I have often said that I would never ask a teacher or a student to do something that I was not prepared to do myself. I am a trained ESOL teacher and I also believe that it is important to develop empathy with my learners by learning a language myself as a teacher.
This year is a huge year for me as I undertake my 2017 goal of preparing for and sitting HSK level 2. Those of you who know my language learning journey will know that Chinese is my seventh language. Four of my languages have been learnt over two years. Most of the languages I have learnt I am still very much at basic level except for Samoan. However when I am in the language it does not take long to reactivate vocabulary.
I learnt Maori at teacher’s college and found it similar to Samoan so was able to pick up vocabulary quite easily.
I learnt Dutch for two years and my best way of learning vocabulary was listening to a Berlize tape on my way to school. The journey took 30 minutes so for an hour each day I listened to the same tape over and over again. By the time I arrived in Holland I could understand basic conversations.
I then hosted Japanese students and so undertook to learn Japanese. My goal was to learn Kanji. I learnt Japanese at night school for two years and could hold a basic conversation. However Kanji just evaded me. Learning to recognise characters was too hard. I could see no patterns in the script and gave up.
Last year I agreed to teach and learn Chinese. Through teaching Chinese my vocabulary exploded. I also attended night school at Unitec and sat HSK level 1 and passed. However the Hànzì 汉字 or simplified Chinese script was again so very difficult. I practiced and practiced and learnt to recognise numbers but again could not make any sense out of the characters. I downloaded a tile app and practiced that with some success but could not seem to commit the character to memory.

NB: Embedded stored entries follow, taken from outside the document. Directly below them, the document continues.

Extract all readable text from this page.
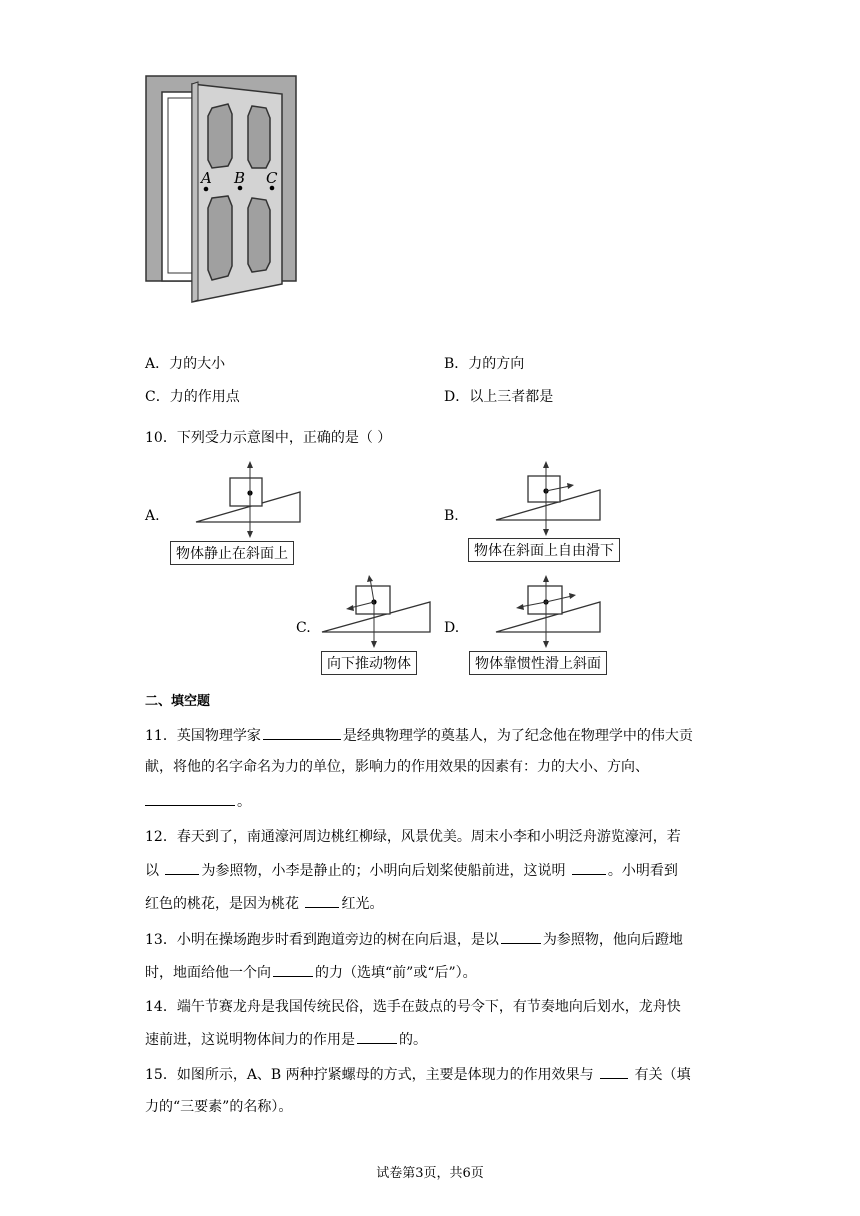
A B C
A．力的大小	B．力的方向
C．力的作用点	D．以上三者都是
10．下列受力示意图中，正确的是（ ）
A.
物体静止在斜面上
B.
物体在斜面上自由滑下
C.
向下推动物体
D.
物体靠惯性滑上斜面
二、填空题
11．英国物理学家	是经典物理学的奠基人，为了纪念他在物理学中的伟大贡
献，将他的名字命名为力的单位，影响力的作用效果的因素有：力的大小、方向、
。
12．春天到了，南通濠河周边桃红柳绿，风景优美。周末小李和小明泛舟游览濠河，若
以	为参照物，小李是静止的；小明向后划桨使船前进，这说明	。小明看到
红色的桃花，是因为桃花	红光。
13．小明在操场跑步时看到跑道旁边的树在向后退，是以	为参照物，他向后蹬地
时，地面给他一个向	的力（选填“前”或“后”）。
14．端午节赛龙舟是我国传统民俗，选手在鼓点的号令下，有节奏地向后划水，龙舟快
速前进，这说明物体间力的作用是	的。
15．如图所示，A、B 两种拧紧螺母的方式，主要是体现力的作用效果与  有关（填
力的“三要素”的名称）。
试卷第3页，共6页
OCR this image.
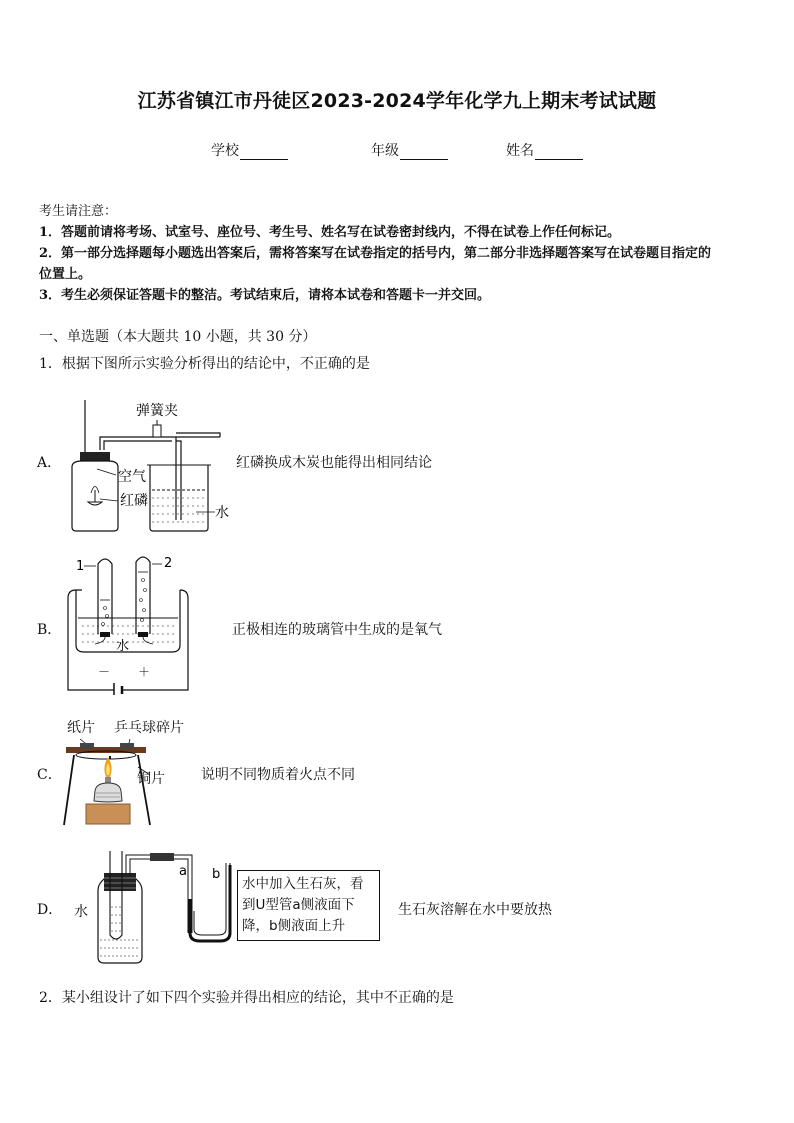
江苏省镇江市丹徒区2023-2024学年化学九上期末考试试题
学校	年级	姓名
考生请注意：
1．答题前请将考场、试室号、座位号、考生号、姓名写在试卷密封线内，不得在试卷上作任何标记。
2．第一部分选择题每小题选出答案后，需将答案写在试卷指定的括号内，第二部分非选择题答案写在试卷题目指定的
位置上。
3．考生必须保证答题卡的整洁。考试结束后，请将本试卷和答题卡一并交回。
一、单选题（本大题共 10 小题，共 30 分）
1．根据下图所示实验分析得出的结论中，不正确的是
A．
空气
红磷
弹簧夹
水
红磷换成木炭也能得出相同结论
B．
1	2
水
－ ＋
正极相连的玻璃管中生成的是氧气
C．
纸片 乒乓球碎片
铜片	说明不同物质着火点不同
D． 水
a b
水中加入生石灰，看
到U型管a侧液面下
降，b侧液面上升
生石灰溶解在水中要放热
2．某小组设计了如下四个实验并得出相应的结论，其中不正确的是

This week something exciting happened to me and again I am so grateful to my student teachers. I have had two girls go over with me my vocabulary and my phrases each week so that I had a booster of what I do in night classes. This week, they showed me how to read simplified Chinese characters. For example pretty 漂亮 Piàoliang
They said see the pretty leg hanging off, that is how to remember. For 下雨 Xià yǔ, to rain, they said, “See the raindrops in the window, see the slope on the left, it is like water falling down.” Guess what? What they said works because I can now see something.
Then they both told me that next week they would test me on my character reading. They said that 10 characters is a good start. Maybe that was the push I needed because little do they know how motivated I am and that this weekend I have memorised 30. In addition there are no numbers in my list. I feel so excited because I can now tell which way up the characters should be, I can see little characters in bigger characters and I have had heaps of fun with my 88 year old mother as she has called out the word in Pinyin or English and I recognised the characters. My mum is a shorthand typist and she helped me look for patterns in the words. For example 睡觉 shuìjiào, to sleep. Mum said, “see the man under the blankets.” and I can.
So I took all the double characters from HSK level 1 and created groups of them and printed them off in different colours and chunked them in groups of 10. They are blue tacked to my cupboards so before I go to sleep, I can see them and when I wake up I can see them.
I have also recently discovered the HSK vocabulary lists on youtube and speed them up so that I can hear the words and practice memorising the characters.
In all I am feeling quite positive about my language learning. I believe I have gone over a hump that has been holding me back. I can see the way forward for learning script that just was not there before.
So do you know any other languages with a different script? What strategies do you use to learn vocabulary? In my list above, can you recognise Ni Hao? Just one simple greeting that your Chinese children can read and that you expect to move up in PM levels in English.